This excerpt from “The Underground Railroad” by William Still documents the escape of William and Susan Nelson and their son, William Thomas.
William had learned about the escape network run by the Underground Railroad. He found a schooner captain who was willing to conceal and transport the family for $240.
That was a considerable sum for a man in bondage.
About The Book
“The Underground Railroad” was published in 1872. The book gives the testimonies of hundreds of slaves who escaped to freedom using the network of agents and safe houses.
The author, William Still, was a black abolitionist and businessman who was a key member of the Philadelphia stop in the freedom network.
The book is in the public domain. It can be found in the Library of Congress.
Any headings and italicized text in the excerpt below were added by the website editor. The rest is nearly verbatim from the book. There are some changes to the punctuation.
Excerpt – William And Susan Nelson
Before this passage, the book is detailing several groups of fugitives arriving in June 1855. This excerpt is about the third arrival i.e. Arrival No. 3.
Arrival No. 3, brought William Nelson, his wife, Susan, and son, William Thomas, together with Louisa Bell, and Elias Jasper.
These travelers availed themselves of the schooner of Captain B. who allowed them to embark at Norfolk, despite the search laws of Virginia.
It hardly need be said, however, that it was no trifling matter in those days, to evade the law.
Captains and captives, in order to succeed, found that it required more than ordinary intelligence and courage, shrewdness and determination, and at the same time, a very ardent appreciation of liberty, without which, there could be no success.
The simple announcement then, that a party of this number had arrived from Norfolk, or Richmond, or Petersburg, gave the Committee unusual satisfaction. It made them quite sure that there was pluck and brain somewhere.
These individuals, in a particularly marked degree, possessed the qualities that greatly encouraged the efforts of the Committee.
About The Nelson Family
William Nelson, was a man of a dark chestnut color, medium size, with more than an ordinary degree of what might be termed “mother wit.”
Apparently, William possessed well settled convictions, touching the questions of morals and religion, despite the overflowing tide of corruption and spurious religious teachings consequent on the existing pro-slavery usages all around him.
He was a member of the Methodist Church, under the charge of the Rev. Mr. Jones.
For twenty years, William had served in the capacity of a “packer” under Messrs. Turner and White, who held a deed for William as their legal property.
While he declared that he had been very “tightly worked” he nevertheless admitted that he had been dealt with in a mild manner in some respects.
For his board and clothing, William had been allowed $1.50 per week. Truly a small sum for a hard-working man with a family—yet this was far more than many slaves received from their masters.
In view of receiving this small pittance, he had toiled hard—doing over-work in order to make “buckle and strap meet.”
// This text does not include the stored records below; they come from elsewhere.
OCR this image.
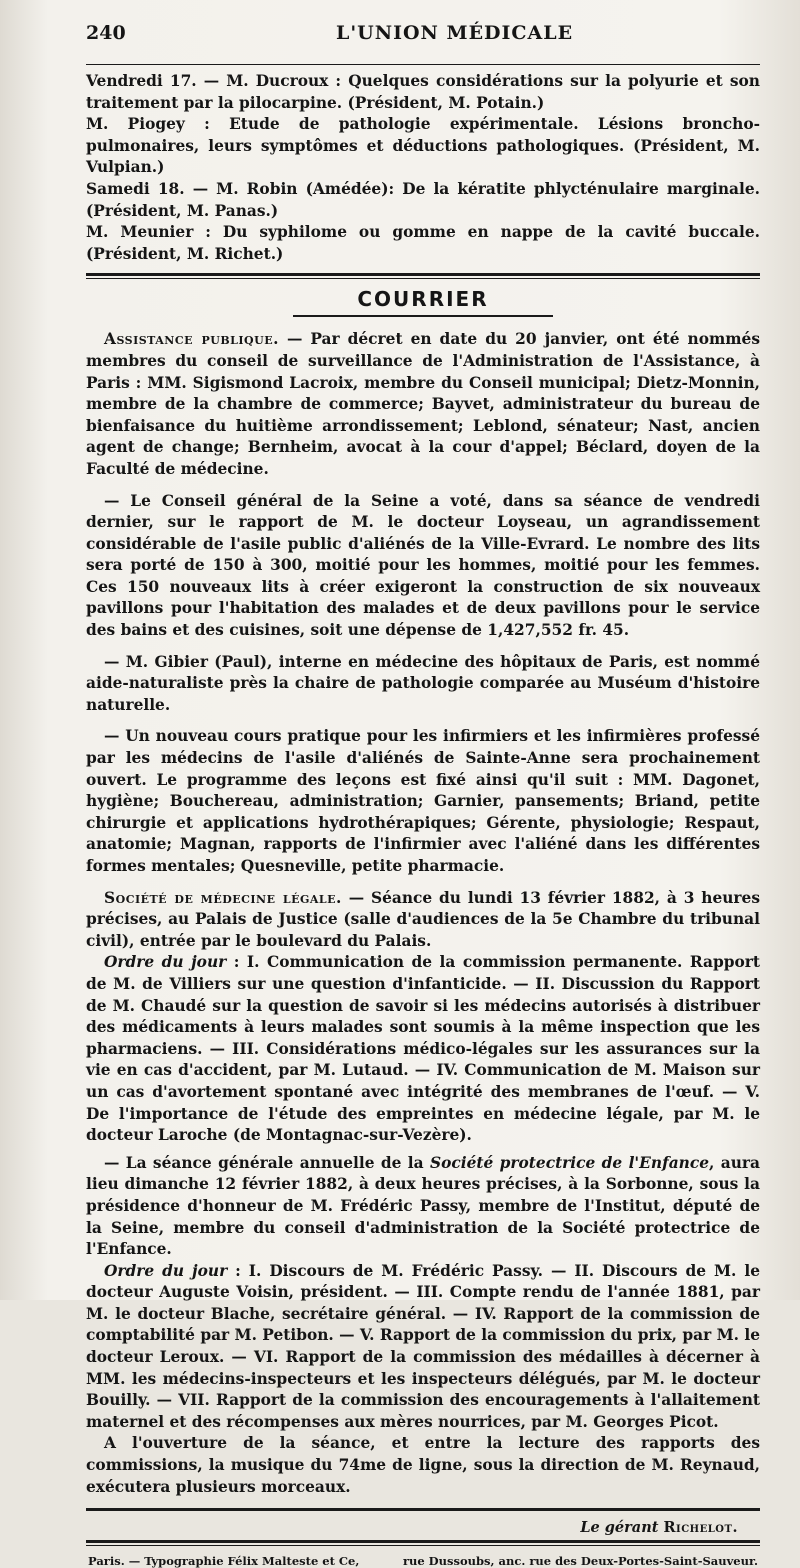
240	L'UNION MÉDICALE

Vendredi 17. — M. Ducroux : Quelques considérations sur la polyurie et son traitement par la pilocarpine. (Président, M. Potain.)

M. Piogey : Etude de pathologie expérimentale. Lésions broncho-pulmonaires, leurs symptômes et déductions pathologiques. (Président, M. Vulpian.)

Samedi 18. — M. Robin (Amédée): De la kératite phlycténulaire marginale. (Président, M. Panas.)

M. Meunier : Du syphilome ou gomme en nappe de la cavité buccale. (Président, M. Richet.)

COURRIER

Assistance publique. — Par décret en date du 20 janvier, ont été nommés membres du conseil de surveillance de l'Administration de l'Assistance, à Paris : MM. Sigismond Lacroix, membre du Conseil municipal; Dietz-Monnin, membre de la chambre de commerce; Bayvet, administrateur du bureau de bienfaisance du huitième arrondissement; Leblond, sénateur; Nast, ancien agent de change; Bernheim, avocat à la cour d'appel; Béclard, doyen de la Faculté de médecine.

— Le Conseil général de la Seine a voté, dans sa séance de vendredi dernier, sur le rapport de M. le docteur Loyseau, un agrandissement considérable de l'asile public d'aliénés de la Ville-Evrard. Le nombre des lits sera porté de 150 à 300, moitié pour les hommes, moitié pour les femmes. Ces 150 nouveaux lits à créer exigeront la construction de six nouveaux pavillons pour l'habitation des malades et de deux pavillons pour le service des bains et des cuisines, soit une dépense de 1,427,552 fr. 45.

— M. Gibier (Paul), interne en médecine des hôpitaux de Paris, est nommé aide-naturaliste près la chaire de pathologie comparée au Muséum d'histoire naturelle.

— Un nouveau cours pratique pour les infirmiers et les infirmières professé par les médecins de l'asile d'aliénés de Sainte-Anne sera prochainement ouvert. Le programme des leçons est fixé ainsi qu'il suit : MM. Dagonet, hygiène; Bouchereau, administration; Garnier, pansements; Briand, petite chirurgie et applications hydrothérapiques; Gérente, physiologie; Respaut, anatomie; Magnan, rapports de l'infirmier avec l'aliéné dans les différentes formes mentales; Quesneville, petite pharmacie.

Société de médecine légale. — Séance du lundi 13 février 1882, à 3 heures précises, au Palais de Justice (salle d'audiences de la 5e Chambre du tribunal civil), entrée par le boulevard du Palais.

Ordre du jour : I. Communication de la commission permanente. Rapport de M. de Villiers sur une question d'infanticide. — II. Discussion du Rapport de M. Chaudé sur la question de savoir si les médecins autorisés à distribuer des médicaments à leurs malades sont soumis à la même inspection que les pharmaciens. — III. Considérations médico-légales sur les assurances sur la vie en cas d'accident, par M. Lutaud. — IV. Communication de M. Maison sur un cas d'avortement spontané avec intégrité des membranes de l'œuf. — V. De l'importance de l'étude des empreintes en médecine légale, par M. le docteur Laroche (de Montagnac-sur-Vezère).

— La séance générale annuelle de la Société protectrice de l'Enfance, aura lieu dimanche 12 février 1882, à deux heures précises, à la Sorbonne, sous la présidence d'honneur de M. Frédéric Passy, membre de l'Institut, député de la Seine, membre du conseil d'administration de la Société protectrice de l'Enfance.

Ordre du jour : I. Discours de M. Frédéric Passy. — II. Discours de M. le docteur Auguste Voisin, président. — III. Compte rendu de l'année 1881, par M. le docteur Blache, secrétaire général. — IV. Rapport de la commission de comptabilité par M. Petibon. — V. Rapport de la commission du prix, par M. le docteur Leroux. — VI. Rapport de la commission des médailles à décerner à MM. les médecins-inspecteurs et les inspecteurs délégués, par M. le docteur Bouilly. — VII. Rapport de la commission des encouragements à l'allaitement maternel et des récompenses aux mères nourrices, par M. Georges Picot.

A l'ouverture de la séance, et entre la lecture des rapports des commissions, la musique du 74me de ligne, sous la direction de M. Reynaud, exécutera plusieurs morceaux.

Le gérant Richelot.
Paris. — Typographie Félix Malteste et Ce,	rue Dussoubs, anc. rue des Deux-Portes-Saint-Sauveur.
Once he had been sold on the auction-block. A sister of his had also shared the same fate.
Deciding To Escape
While seriously contemplating his life as a slave, he was soon led to the conclusion that it was his duty to bend his entire energies towards freeing himself and his family if possible.
The idea of not being able to properly provide for his family rendered him quite unhappy. He therefore resolved to seek a passage North, via the Underground Rail Road.
To any captain who would aid him in the matter, he resolved to offer a large reward, and determined that the amount should only be limited by his inability to increase it.
Finally, after much anxious preparation, agreement was entered into with Captain B., on behalf of himself, wife, child, and Louisa Bell, which was mutually satisfactory to all concerned, and afforded great hope to William.
Safe Arrival In Philadelphia
In due time the agreement was carried into effect, and all arrived safely and were delivered into the hands of the Committee in Philadelphia.
The fare of the four cost $240, and William was only too grateful to think, that a Captain could be found who would risk his own liberty in thus aiding a slave to freedom.
The Committee gladly gave them aid and succor, and agreed with William that the Captain deserved all that he received for their deliverance.